ADVANCING OPINION MINING FOR LOW-RESOURCE LANGUAGES: A CASE STUDY OF UZBEK ABSA DATASET

Rajabov Jaloliddin Shamsuddin o‘g‘li

Authors

Rajabov Jaloliddin Shamsuddin o‘g‘li PhD Student at the National University of Uzbekistan named after Mirzo Ulugbek

Keywords:

Natural Language Processing, Uzbek Language, ABSA Dataset, Sentiment Analysis, Low-Resource Languages, UzABSA, Annotation Techniques, KNN Classification, Statistical Evaluation

Abstract

The objective of enhancing the availability of natural language processing technologies for low-resource languages has significant importance in facilitating technological accessibility within the populations of speakers of these languages.
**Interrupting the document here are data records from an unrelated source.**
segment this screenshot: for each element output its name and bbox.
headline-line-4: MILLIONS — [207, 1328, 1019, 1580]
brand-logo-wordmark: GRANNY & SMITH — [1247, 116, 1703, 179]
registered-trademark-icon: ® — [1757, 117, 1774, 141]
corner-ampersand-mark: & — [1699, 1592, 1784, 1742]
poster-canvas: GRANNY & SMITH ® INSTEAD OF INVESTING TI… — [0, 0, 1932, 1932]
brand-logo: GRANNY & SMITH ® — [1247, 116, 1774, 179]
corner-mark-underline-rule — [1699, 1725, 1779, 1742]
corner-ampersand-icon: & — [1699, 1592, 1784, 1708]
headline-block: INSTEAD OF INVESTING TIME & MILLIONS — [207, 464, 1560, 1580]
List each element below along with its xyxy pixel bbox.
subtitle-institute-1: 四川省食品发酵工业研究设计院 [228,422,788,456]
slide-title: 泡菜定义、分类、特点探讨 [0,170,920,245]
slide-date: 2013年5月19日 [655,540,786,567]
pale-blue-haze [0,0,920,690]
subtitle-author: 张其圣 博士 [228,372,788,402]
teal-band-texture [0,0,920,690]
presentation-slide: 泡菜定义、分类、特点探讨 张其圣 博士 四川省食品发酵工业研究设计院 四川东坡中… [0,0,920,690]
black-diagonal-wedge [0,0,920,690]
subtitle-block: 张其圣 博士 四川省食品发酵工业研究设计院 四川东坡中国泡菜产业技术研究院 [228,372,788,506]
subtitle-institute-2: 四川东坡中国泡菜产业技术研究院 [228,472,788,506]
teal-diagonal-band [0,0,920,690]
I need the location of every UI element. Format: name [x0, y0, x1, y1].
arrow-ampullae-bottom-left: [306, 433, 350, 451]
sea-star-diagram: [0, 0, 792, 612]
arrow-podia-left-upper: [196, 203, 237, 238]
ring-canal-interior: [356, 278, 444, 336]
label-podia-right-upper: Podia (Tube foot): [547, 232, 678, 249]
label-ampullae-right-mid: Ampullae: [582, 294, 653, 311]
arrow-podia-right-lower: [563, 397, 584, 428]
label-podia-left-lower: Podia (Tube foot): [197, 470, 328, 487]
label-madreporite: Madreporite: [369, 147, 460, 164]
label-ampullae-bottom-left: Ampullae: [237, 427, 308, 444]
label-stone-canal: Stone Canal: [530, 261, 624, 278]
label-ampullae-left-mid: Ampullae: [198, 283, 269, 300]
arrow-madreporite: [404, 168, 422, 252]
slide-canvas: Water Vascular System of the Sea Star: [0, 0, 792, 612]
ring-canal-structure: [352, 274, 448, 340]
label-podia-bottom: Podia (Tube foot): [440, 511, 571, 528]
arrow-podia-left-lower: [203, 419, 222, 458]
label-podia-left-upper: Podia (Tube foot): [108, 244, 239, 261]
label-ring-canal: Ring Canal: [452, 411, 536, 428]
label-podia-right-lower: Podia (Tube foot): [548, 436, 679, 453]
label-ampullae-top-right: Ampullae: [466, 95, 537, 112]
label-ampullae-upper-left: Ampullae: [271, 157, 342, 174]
This study addresses the gap in linguistic resources for the Uzbek language by introducing UzABSA, the first high-quality annotated aspect-based sentiment analysis (ABSA) dataset. The dataset comprises 3,500 document-level reviews and over 6,100 sentence-level instances, collected from Uzbek restaurant reviews. Evaluation of the annotation process using Cohen's kappa and Krippendorff's α demonstrates robust agreement levels. A classification model, K-Nearest Neighbour (KNN), was employed to validate the dataset, achieving accuracy rates of 72% to 88%. This pioneering work provides a foundational resource for advancing sentiment analysis for the Uzbek language.